Hope Totems - Hope, BC
The district municipality of Hope is at the easternmost point of British Columbia’s lower mainland area and is usually considered to be part of the Fraser Canyon area. Large mountains cover the view in all directions but west, where the view is dominated by the broad lower reaches of the Fraser River. The abundant rivers and lakes surrounding Hope provide excellent fishing opportunities for trout, fly fishing for steelhead, river fishing for salmon, or for sturgeon.
Hope’s unique blend of coastal and interior climates provide an abundance of wildlife and birdwatching opportunities, including marmots, blue herons, cougars, eagles, otters and spawning salmon. The Kawkawa Lake, Lake of the Woods, Silver Lake, and numerous other nearby lakes offer tranquil paddling for outdoor activities. In addition, the Coquihalla River and the Fraser River at various times are good entry level kayking rivers.
The region has some unique attractions that are a “must see” for visitors in the area. The Othello Quintette Tunnels is a series of tunnels, blasted for the now defunct Kettle Valley Railway, which are considered to be on of the world’s greatest engineering feats. Visitors can also take a self-guided tour of nearly 100 beautiful sculptures and carvings throughout the town. An international Chainsaw Carving Competition takes place here annually, which is why Hope is known as the “Chainsaw Capital of the World”.
Located at the confluence of the Fraser and Coquihalla rivers, 154 km (96 mi) east of Vancouver, at the southern terminus of the Coquihalla Highway (Hwy 5) and the western terminus of the Crowsnest Highway (Hwy 3), where they merge with the Trans-Canada Highway 1. It can also be reached via Lougheed Highway (Hwy 7) which runs on the north side of the Fraser River from Vancouver.
The Native Heritage of the Hope and Fraser Canyon area is rich in culture and tradition. The Sto:lo people can trace their heritage back between 9,000 and 11,000 years. That history goes hand in hand with life on the Fraser River.

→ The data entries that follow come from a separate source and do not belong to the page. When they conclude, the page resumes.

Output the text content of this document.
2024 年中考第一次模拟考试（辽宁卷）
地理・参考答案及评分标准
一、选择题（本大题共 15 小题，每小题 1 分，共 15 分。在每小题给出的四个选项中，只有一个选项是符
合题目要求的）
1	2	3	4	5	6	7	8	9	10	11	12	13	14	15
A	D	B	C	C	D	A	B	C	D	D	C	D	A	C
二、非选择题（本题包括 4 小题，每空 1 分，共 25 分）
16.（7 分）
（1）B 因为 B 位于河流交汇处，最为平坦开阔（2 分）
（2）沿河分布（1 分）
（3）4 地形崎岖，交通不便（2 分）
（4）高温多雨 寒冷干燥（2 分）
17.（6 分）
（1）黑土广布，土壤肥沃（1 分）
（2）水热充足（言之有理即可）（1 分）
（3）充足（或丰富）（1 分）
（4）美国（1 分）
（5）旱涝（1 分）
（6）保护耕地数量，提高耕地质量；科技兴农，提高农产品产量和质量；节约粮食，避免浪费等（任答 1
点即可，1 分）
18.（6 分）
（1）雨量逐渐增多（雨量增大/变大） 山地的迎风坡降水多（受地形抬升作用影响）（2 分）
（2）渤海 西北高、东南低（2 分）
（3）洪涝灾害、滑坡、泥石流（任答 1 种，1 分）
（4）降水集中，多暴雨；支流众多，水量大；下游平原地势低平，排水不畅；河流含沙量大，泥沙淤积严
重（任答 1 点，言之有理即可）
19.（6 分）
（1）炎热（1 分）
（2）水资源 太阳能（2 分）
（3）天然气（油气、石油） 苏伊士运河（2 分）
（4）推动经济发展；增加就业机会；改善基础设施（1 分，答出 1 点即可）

Simon Fraser passed through Hope in search of a waterway to the coast, and the Hudson Bay Company had a fur trading fort here. When gold was discovered, Hope, like many of the settlements in this region, suddenly became a bustling waypoint for traders and prospectors, bringing pioneers from all over the globe.
In 1929, Hope was incorporated as a Village. It became a Town in 1965, and finally, became the District of Hope in 1992.